Essayiste et scénariste, Benoît Peeters fait non seulement partie du métier, il a aussi été un des premiers européens avec Thierry Groensteen à réaliser le nécessaire défrichage du manga de qualité et en particulier la mise à l'honneur de Taniguchi dans la collection Écritures de Casterman. C'est donc un interlocuteur connaisseur et plein de finesse, et on partage vraiment ce sentiment de discussion d'égal à égal. Dans un genre proche, j'en profite pour recommander tout autant la discussion croisée entre Frank Miller et Will Eisner parue chez Rackham. Et évidemment — c'est le lot de ce genre de bouquin dès qu'il est réussi — ça donne juste envie de lire et relire les mangas de cet auteur majeur.

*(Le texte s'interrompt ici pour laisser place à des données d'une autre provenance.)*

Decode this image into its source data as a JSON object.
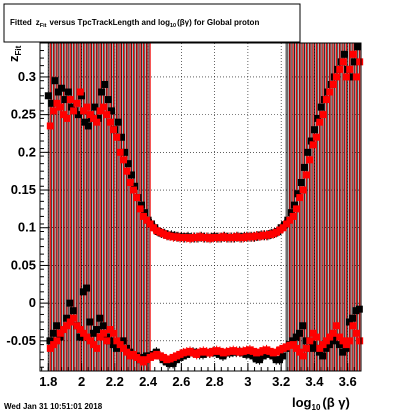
{
  "title": {
    "prefix": "Fitted",
    "z": "z",
    "z_sub": "Fit",
    "middle": "versus TpcTrackLength and log",
    "log_sub": "10",
    "suffix": "(βγ) for Global proton"
  },
  "footer": "Wed Jan 31 10:51:01 2018",
  "y_axis_title": {
    "main": "z",
    "sub": "Fit"
  },
  "x_axis_title": {
    "main": "log",
    "sub": "10",
    "rest": "(β γ)"
  },
  "colors": {
    "series_black": "#000000",
    "series_red": "#ff0000",
    "frame": "#000000",
    "background": "#ffffff"
  },
  "chart_data": {
    "type": "scatter",
    "xlim": [
      1.75,
      3.68
    ],
    "ylim": [
      -0.09,
      0.345
    ],
    "grid": true,
    "legend": "none",
    "x_ticks": [
      "1.8",
      "2",
      "2.2",
      "2.4",
      "2.6",
      "2.8",
      "3",
      "3.2",
      "3.4",
      "3.6"
    ],
    "y_ticks": [
      "-0.05",
      "0",
      "0.05",
      "0.1",
      "0.15",
      "0.2",
      "0.25",
      "0.3"
    ],
    "series": [
      {
        "color": "#000000",
        "x": [
          1.8,
          1.82,
          1.84,
          1.86,
          1.88,
          1.9,
          1.92,
          1.94,
          1.96,
          1.98,
          2.0,
          2.02,
          2.04,
          2.06,
          2.08,
          2.1,
          2.12,
          2.14,
          2.16,
          2.18,
          2.2,
          2.22,
          2.24,
          2.26,
          2.28,
          2.3,
          2.32,
          2.34,
          2.36,
          2.38,
          2.4,
          2.42,
          2.44,
          2.46,
          2.48,
          2.5,
          2.52,
          2.54,
          2.56,
          2.58,
          2.6,
          2.62,
          2.64,
          2.66,
          2.68,
          2.7,
          2.72,
          2.74,
          2.76,
          2.78,
          2.8,
          2.82,
          2.84,
          2.86,
          2.88,
          2.9,
          2.92,
          2.94,
          2.96,
          2.98,
          3.0,
          3.02,
          3.04,
          3.06,
          3.08,
          3.1,
          3.12,
          3.14,
          3.16,
          3.18,
          3.2,
          3.22,
          3.24,
          3.26,
          3.28,
          3.3,
          3.32,
          3.34,
          3.36,
          3.38,
          3.4,
          3.42,
          3.44,
          3.46,
          3.48,
          3.5,
          3.52,
          3.54,
          3.56,
          3.58,
          3.6,
          3.62,
          3.64,
          3.66
        ],
        "y": [
          0.275,
          0.265,
          0.295,
          0.28,
          0.285,
          0.27,
          0.28,
          0.26,
          0.255,
          0.25,
          0.275,
          0.24,
          0.235,
          0.245,
          0.26,
          0.245,
          0.28,
          0.29,
          0.27,
          0.255,
          0.23,
          0.24,
          0.22,
          0.2,
          0.185,
          0.17,
          0.155,
          0.14,
          0.13,
          0.12,
          0.11,
          0.105,
          0.1,
          0.095,
          0.093,
          0.092,
          0.09,
          0.09,
          0.089,
          0.088,
          0.088,
          0.087,
          0.088,
          0.087,
          0.087,
          0.087,
          0.088,
          0.087,
          0.087,
          0.087,
          0.088,
          0.087,
          0.087,
          0.088,
          0.087,
          0.087,
          0.087,
          0.088,
          0.087,
          0.088,
          0.088,
          0.088,
          0.088,
          0.089,
          0.09,
          0.09,
          0.09,
          0.092,
          0.093,
          0.095,
          0.1,
          0.104,
          0.11,
          0.12,
          0.13,
          0.145,
          0.16,
          0.18,
          0.2,
          0.215,
          0.23,
          0.245,
          0.26,
          0.27,
          0.28,
          0.29,
          0.3,
          0.31,
          0.32,
          0.33,
          0.31,
          0.3,
          0.32,
          0.34
        ]
      },
      {
        "color": "#ff0000",
        "x": [
          1.8,
          1.82,
          1.84,
          1.86,
          1.88,
          1.9,
          1.92,
          1.94,
          1.96,
          1.98,
          2.0,
          2.02,
          2.04,
          2.06,
          2.08,
          2.1,
          2.12,
          2.14,
          2.16,
          2.18,
          2.2,
          2.22,
          2.24,
          2.26,
          2.28,
          2.3,
          2.32,
          2.34,
          2.36,
          2.38,
          2.4,
          2.42,
          2.44,
          2.46,
          2.48,
          2.5,
          2.52,
          2.54,
          2.56,
          2.58,
          2.6,
          2.62,
          2.64,
          2.66,
          2.68,
          2.7,
          2.72,
          2.74,
          2.76,
          2.78,
          2.8,
          2.82,
          2.84,
          2.86,
          2.88,
          2.9,
          2.92,
          2.94,
          2.96,
          2.98,
          3.0,
          3.02,
          3.04,
          3.06,
          3.08,
          3.1,
          3.12,
          3.14,
          3.16,
          3.18,
          3.2,
          3.22,
          3.24,
          3.26,
          3.28,
          3.3,
          3.32,
          3.34,
          3.36,
          3.38,
          3.4,
          3.42,
          3.44,
          3.46,
          3.48,
          3.5,
          3.52,
          3.54,
          3.56,
          3.58,
          3.6,
          3.62,
          3.64,
          3.66
        ],
        "y": [
          0.235,
          0.255,
          0.265,
          0.26,
          0.25,
          0.245,
          0.27,
          0.255,
          0.265,
          0.28,
          0.255,
          0.26,
          0.25,
          0.245,
          0.24,
          0.255,
          0.26,
          0.25,
          0.24,
          0.23,
          0.22,
          0.2,
          0.19,
          0.175,
          0.16,
          0.15,
          0.14,
          0.125,
          0.115,
          0.11,
          0.105,
          0.1,
          0.096,
          0.094,
          0.092,
          0.09,
          0.089,
          0.088,
          0.088,
          0.087,
          0.087,
          0.087,
          0.086,
          0.087,
          0.087,
          0.088,
          0.087,
          0.087,
          0.086,
          0.087,
          0.087,
          0.087,
          0.088,
          0.087,
          0.087,
          0.087,
          0.088,
          0.087,
          0.087,
          0.088,
          0.088,
          0.088,
          0.089,
          0.089,
          0.09,
          0.09,
          0.091,
          0.092,
          0.094,
          0.097,
          0.1,
          0.105,
          0.11,
          0.115,
          0.125,
          0.14,
          0.15,
          0.17,
          0.19,
          0.21,
          0.22,
          0.24,
          0.25,
          0.27,
          0.28,
          0.29,
          0.3,
          0.31,
          0.32,
          0.3,
          0.31,
          0.33,
          0.3,
          0.32
        ]
      },
      {
        "color": "#000000",
        "x": [
          1.81,
          1.83,
          1.85,
          1.87,
          1.89,
          1.91,
          1.93,
          1.95,
          1.97,
          1.99,
          2.01,
          2.03,
          2.05,
          2.07,
          2.09,
          2.11,
          2.13,
          2.15,
          2.17,
          2.19,
          2.21,
          2.23,
          2.25,
          2.27,
          2.29,
          2.31,
          2.33,
          2.35,
          2.37,
          2.39,
          2.41,
          2.43,
          2.45,
          2.47,
          2.49,
          2.51,
          2.53,
          2.55,
          2.57,
          2.59,
          2.61,
          2.63,
          2.65,
          2.67,
          2.69,
          2.71,
          2.73,
          2.75,
          2.77,
          2.79,
          2.81,
          2.83,
          2.85,
          2.87,
          2.89,
          2.91,
          2.93,
          2.95,
          2.97,
          2.99,
          3.01,
          3.03,
          3.05,
          3.07,
          3.09,
          3.11,
          3.13,
          3.15,
          3.17,
          3.19,
          3.21,
          3.23,
          3.25,
          3.27,
          3.29,
          3.31,
          3.33,
          3.35,
          3.37,
          3.39,
          3.41,
          3.43,
          3.45,
          3.47,
          3.49,
          3.51,
          3.53,
          3.55,
          3.57,
          3.59,
          3.61,
          3.63,
          3.65,
          3.67
        ],
        "y": [
          -0.05,
          -0.04,
          -0.03,
          -0.045,
          -0.035,
          -0.02,
          0.0,
          -0.01,
          -0.03,
          -0.045,
          0.015,
          0.02,
          -0.025,
          -0.04,
          -0.035,
          -0.02,
          -0.03,
          -0.045,
          -0.05,
          -0.055,
          -0.06,
          -0.055,
          -0.05,
          -0.06,
          -0.065,
          -0.07,
          -0.07,
          -0.075,
          -0.072,
          -0.07,
          -0.07,
          -0.068,
          -0.065,
          -0.07,
          -0.075,
          -0.078,
          -0.08,
          -0.08,
          -0.075,
          -0.072,
          -0.07,
          -0.068,
          -0.066,
          -0.065,
          -0.066,
          -0.068,
          -0.068,
          -0.066,
          -0.066,
          -0.065,
          -0.066,
          -0.068,
          -0.07,
          -0.066,
          -0.066,
          -0.065,
          -0.065,
          -0.064,
          -0.066,
          -0.068,
          -0.066,
          -0.07,
          -0.074,
          -0.075,
          -0.07,
          -0.068,
          -0.066,
          -0.07,
          -0.075,
          -0.075,
          -0.07,
          -0.06,
          -0.055,
          -0.05,
          -0.045,
          -0.04,
          -0.03,
          -0.05,
          -0.06,
          -0.055,
          -0.06,
          -0.065,
          -0.07,
          -0.06,
          -0.055,
          -0.05,
          -0.045,
          -0.055,
          -0.065,
          -0.06,
          -0.025,
          -0.02,
          -0.01,
          -0.008
        ]
      },
      {
        "color": "#ff0000",
        "x": [
          1.8,
          1.82,
          1.84,
          1.86,
          1.88,
          1.9,
          1.92,
          1.94,
          1.96,
          1.98,
          2.0,
          2.02,
          2.04,
          2.06,
          2.08,
          2.1,
          2.12,
          2.14,
          2.16,
          2.18,
          2.2,
          2.22,
          2.24,
          2.26,
          2.28,
          2.3,
          2.32,
          2.34,
          2.36,
          2.38,
          2.4,
          2.42,
          2.44,
          2.46,
          2.48,
          2.5,
          2.52,
          2.54,
          2.56,
          2.58,
          2.6,
          2.62,
          2.64,
          2.66,
          2.68,
          2.7,
          2.72,
          2.74,
          2.76,
          2.78,
          2.8,
          2.82,
          2.84,
          2.86,
          2.88,
          2.9,
          2.92,
          2.94,
          2.96,
          2.98,
          3.0,
          3.02,
          3.04,
          3.06,
          3.08,
          3.1,
          3.12,
          3.14,
          3.16,
          3.18,
          3.2,
          3.22,
          3.24,
          3.26,
          3.28,
          3.3,
          3.32,
          3.34,
          3.36,
          3.38,
          3.4,
          3.42,
          3.44,
          3.46,
          3.48,
          3.5,
          3.52,
          3.54,
          3.56,
          3.58,
          3.6,
          3.62,
          3.64,
          3.66
        ],
        "y": [
          -0.06,
          -0.055,
          -0.05,
          -0.04,
          -0.035,
          -0.03,
          -0.025,
          -0.02,
          -0.03,
          -0.035,
          -0.04,
          -0.045,
          -0.05,
          -0.055,
          -0.06,
          -0.045,
          -0.04,
          -0.05,
          -0.035,
          -0.04,
          -0.05,
          -0.055,
          -0.06,
          -0.065,
          -0.07,
          -0.068,
          -0.072,
          -0.075,
          -0.078,
          -0.075,
          -0.072,
          -0.07,
          -0.068,
          -0.07,
          -0.072,
          -0.075,
          -0.074,
          -0.072,
          -0.07,
          -0.068,
          -0.066,
          -0.065,
          -0.064,
          -0.066,
          -0.068,
          -0.065,
          -0.064,
          -0.065,
          -0.066,
          -0.064,
          -0.063,
          -0.064,
          -0.066,
          -0.065,
          -0.064,
          -0.063,
          -0.064,
          -0.065,
          -0.064,
          -0.063,
          -0.062,
          -0.064,
          -0.066,
          -0.065,
          -0.063,
          -0.062,
          -0.064,
          -0.066,
          -0.065,
          -0.062,
          -0.06,
          -0.058,
          -0.056,
          -0.055,
          -0.06,
          -0.065,
          -0.07,
          -0.06,
          -0.05,
          -0.04,
          -0.045,
          -0.06,
          -0.055,
          -0.05,
          -0.045,
          -0.04,
          -0.03,
          -0.045,
          -0.05,
          -0.055,
          -0.05,
          -0.03,
          -0.04,
          -0.05
        ]
      }
    ]
  }
}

Taniguchi m'avait dédicacé mon exemplaire d'Au temps de Botchan 
lors d'une rencontre en 2003 à Angoulême...


2 commentaires:

Véronique Hottat a dit…

Bel hommage au maître du manga Jirô Taniguchi, qui vient de nous quitter récemment. Je note quelques références !

Elias FARES a dit…

Merci Sentinelle ! Hasard malheureux, j'avais pratiquement bouclé cette retrospective quelques jours plus tôt, et j'attendais juste de lire "Un zoo en hiver" pour la finaliser et la mettre en ligne. La triste nouvelle a précipité les choses...

E.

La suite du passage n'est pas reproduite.